Portfolio - January/February 2011 - Various Artists

Digital art encompasses many forms: sculptures created with 3D software and output using rapid prototyping, stunning virtual landscapes, beautifully rendered 3D objects or scenes, and computer-generated portraits, to name a few. For years, digital artists have created such imagery using CG tools, including an extensive palette from Autodesk.

As the CG software and hardware have advanced over the years, so, too, has the art. Also contributing greatly to the growing complexity in digital artwork have been the recent advancements in GPU-accelerated rendering solutions, enabling artists to expand their creativity further than ever before. In celebration of this creative evolution and the 20th anniversary of Autodesk’s widely used 3ds Max content-creation and animation software, the vendor—with support from Nvidia, maker of graphics accelerators-—sponsored a Rendering Revolution contest, a still-image architectural visualization competition.

The term “rendering revolution” describes the broad changes taking place in rendering as GPU-based computing power brings revolutionary workflows, speed, and performance capabilities to many aspects of the rendering process. “We have reached a point where artists can scale their rendering resources according to deadlines and other requirements. This will help artists and designers to explore ideas in a way that has never before been possible,” says Ken Pimentel, Autodesk director of product management, visual communication. “The submissions we received for this contest showcase what can be done with new rendering technologies, such as Quicksilver, Iray, and V-Ray RT.”

The design mandate was simple: Participants had to create a still image of an architectural scene incorporating the 3ds Max 20th anniversary logo in a recognizable and creative form. While artists could use any 3D software package for creating the work, the final image had to be rendered within either 3ds Max 2011 or 3ds Max Design 2011 using the native GPU rendering solutions (Quicksilver or Iray), or any GPU-accelerated, third-party renderer that works within the Max environment.

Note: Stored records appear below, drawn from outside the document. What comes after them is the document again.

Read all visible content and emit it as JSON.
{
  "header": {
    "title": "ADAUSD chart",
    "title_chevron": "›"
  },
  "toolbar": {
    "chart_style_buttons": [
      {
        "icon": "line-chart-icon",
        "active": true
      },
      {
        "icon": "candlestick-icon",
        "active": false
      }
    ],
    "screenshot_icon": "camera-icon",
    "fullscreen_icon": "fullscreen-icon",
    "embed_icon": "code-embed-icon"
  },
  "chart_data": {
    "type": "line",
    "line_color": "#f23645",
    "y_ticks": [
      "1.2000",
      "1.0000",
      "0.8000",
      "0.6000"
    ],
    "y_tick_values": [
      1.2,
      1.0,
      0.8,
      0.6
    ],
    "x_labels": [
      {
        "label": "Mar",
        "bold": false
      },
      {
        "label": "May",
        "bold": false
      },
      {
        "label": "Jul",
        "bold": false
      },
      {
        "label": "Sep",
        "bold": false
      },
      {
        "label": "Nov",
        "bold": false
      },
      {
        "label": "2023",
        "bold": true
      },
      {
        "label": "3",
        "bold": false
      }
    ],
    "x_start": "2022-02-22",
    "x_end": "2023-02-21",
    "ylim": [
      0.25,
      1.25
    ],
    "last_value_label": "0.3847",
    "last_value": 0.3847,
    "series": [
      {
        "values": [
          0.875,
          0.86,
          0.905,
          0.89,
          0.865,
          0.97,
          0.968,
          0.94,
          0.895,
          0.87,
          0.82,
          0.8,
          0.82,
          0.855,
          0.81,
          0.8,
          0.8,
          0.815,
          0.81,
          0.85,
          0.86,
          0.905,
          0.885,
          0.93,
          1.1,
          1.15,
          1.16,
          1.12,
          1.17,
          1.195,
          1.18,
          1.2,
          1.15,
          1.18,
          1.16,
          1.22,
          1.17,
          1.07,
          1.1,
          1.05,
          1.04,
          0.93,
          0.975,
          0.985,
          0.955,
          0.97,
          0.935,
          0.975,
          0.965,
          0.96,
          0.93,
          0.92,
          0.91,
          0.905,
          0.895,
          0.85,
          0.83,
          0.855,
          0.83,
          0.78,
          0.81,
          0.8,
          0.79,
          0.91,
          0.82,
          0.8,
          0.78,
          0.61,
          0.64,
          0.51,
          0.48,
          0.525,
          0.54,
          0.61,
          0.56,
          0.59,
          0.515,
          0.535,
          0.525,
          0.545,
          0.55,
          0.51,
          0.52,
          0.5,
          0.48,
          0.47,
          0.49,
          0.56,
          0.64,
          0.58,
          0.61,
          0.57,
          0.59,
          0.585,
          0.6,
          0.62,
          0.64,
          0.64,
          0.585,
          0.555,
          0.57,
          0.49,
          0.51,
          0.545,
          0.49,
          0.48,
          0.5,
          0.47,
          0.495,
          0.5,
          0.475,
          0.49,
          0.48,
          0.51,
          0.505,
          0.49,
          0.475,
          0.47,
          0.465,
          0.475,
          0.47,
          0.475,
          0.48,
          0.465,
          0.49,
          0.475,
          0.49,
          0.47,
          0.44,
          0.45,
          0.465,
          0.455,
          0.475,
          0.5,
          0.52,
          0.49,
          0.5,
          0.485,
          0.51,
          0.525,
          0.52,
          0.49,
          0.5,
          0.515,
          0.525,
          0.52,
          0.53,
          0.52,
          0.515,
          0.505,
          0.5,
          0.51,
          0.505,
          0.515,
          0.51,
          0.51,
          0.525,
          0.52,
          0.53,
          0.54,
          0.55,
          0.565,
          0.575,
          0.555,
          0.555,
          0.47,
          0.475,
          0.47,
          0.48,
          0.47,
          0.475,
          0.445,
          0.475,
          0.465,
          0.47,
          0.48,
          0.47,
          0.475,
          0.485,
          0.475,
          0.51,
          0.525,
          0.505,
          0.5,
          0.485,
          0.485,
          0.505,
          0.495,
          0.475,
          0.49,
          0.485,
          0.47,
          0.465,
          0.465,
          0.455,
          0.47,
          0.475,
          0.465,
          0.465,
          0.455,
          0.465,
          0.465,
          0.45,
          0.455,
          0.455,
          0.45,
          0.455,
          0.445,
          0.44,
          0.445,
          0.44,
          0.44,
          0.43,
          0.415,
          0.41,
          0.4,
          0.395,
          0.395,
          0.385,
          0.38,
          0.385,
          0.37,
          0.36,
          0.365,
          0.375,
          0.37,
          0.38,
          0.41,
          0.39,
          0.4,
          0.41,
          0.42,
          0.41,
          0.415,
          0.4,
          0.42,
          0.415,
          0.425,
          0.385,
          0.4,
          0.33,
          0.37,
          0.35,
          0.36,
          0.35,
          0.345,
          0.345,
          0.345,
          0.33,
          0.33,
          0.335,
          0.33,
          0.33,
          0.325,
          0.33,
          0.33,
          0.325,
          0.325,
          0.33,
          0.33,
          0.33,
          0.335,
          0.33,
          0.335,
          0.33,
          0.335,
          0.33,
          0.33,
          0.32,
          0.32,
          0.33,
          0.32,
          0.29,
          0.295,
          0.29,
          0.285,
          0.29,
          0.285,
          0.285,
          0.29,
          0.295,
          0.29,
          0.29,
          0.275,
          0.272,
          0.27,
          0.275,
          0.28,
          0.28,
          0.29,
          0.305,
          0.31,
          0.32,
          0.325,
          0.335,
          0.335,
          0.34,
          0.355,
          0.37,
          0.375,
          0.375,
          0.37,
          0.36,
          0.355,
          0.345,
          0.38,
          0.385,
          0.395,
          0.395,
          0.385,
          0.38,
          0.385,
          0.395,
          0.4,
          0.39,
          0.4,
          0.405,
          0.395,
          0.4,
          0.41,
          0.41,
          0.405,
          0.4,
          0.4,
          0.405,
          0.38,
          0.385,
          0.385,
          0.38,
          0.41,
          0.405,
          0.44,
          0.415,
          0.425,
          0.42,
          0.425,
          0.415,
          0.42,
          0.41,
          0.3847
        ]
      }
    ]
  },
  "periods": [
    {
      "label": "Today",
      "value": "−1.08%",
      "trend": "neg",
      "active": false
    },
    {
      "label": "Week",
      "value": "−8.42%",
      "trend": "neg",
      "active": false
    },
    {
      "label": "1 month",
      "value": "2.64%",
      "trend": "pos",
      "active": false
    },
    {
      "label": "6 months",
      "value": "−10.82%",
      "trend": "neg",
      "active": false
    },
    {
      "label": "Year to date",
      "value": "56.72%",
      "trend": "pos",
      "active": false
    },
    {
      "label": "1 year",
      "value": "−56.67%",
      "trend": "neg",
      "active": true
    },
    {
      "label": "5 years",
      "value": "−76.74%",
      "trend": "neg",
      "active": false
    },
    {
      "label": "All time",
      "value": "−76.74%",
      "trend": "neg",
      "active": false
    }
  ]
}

The results, though, were hardly simplistic, with submissions ranging from digital sculptures, to CG modern art, to architectural structures, and so much more. The winning entry, submitted by Chinese artist Qingfeng Chen, features an artistic rendering of the logo. The image was inspired by a diverse pile of steel pipes Chen noticed on a construction site. Secondand third-place prizes went to German artist Benjamin Brosdau and Italian artist Dionissios Tsangaropoulos, respectively. Those images, as well as stills from the other finalists, are featured on these two pages.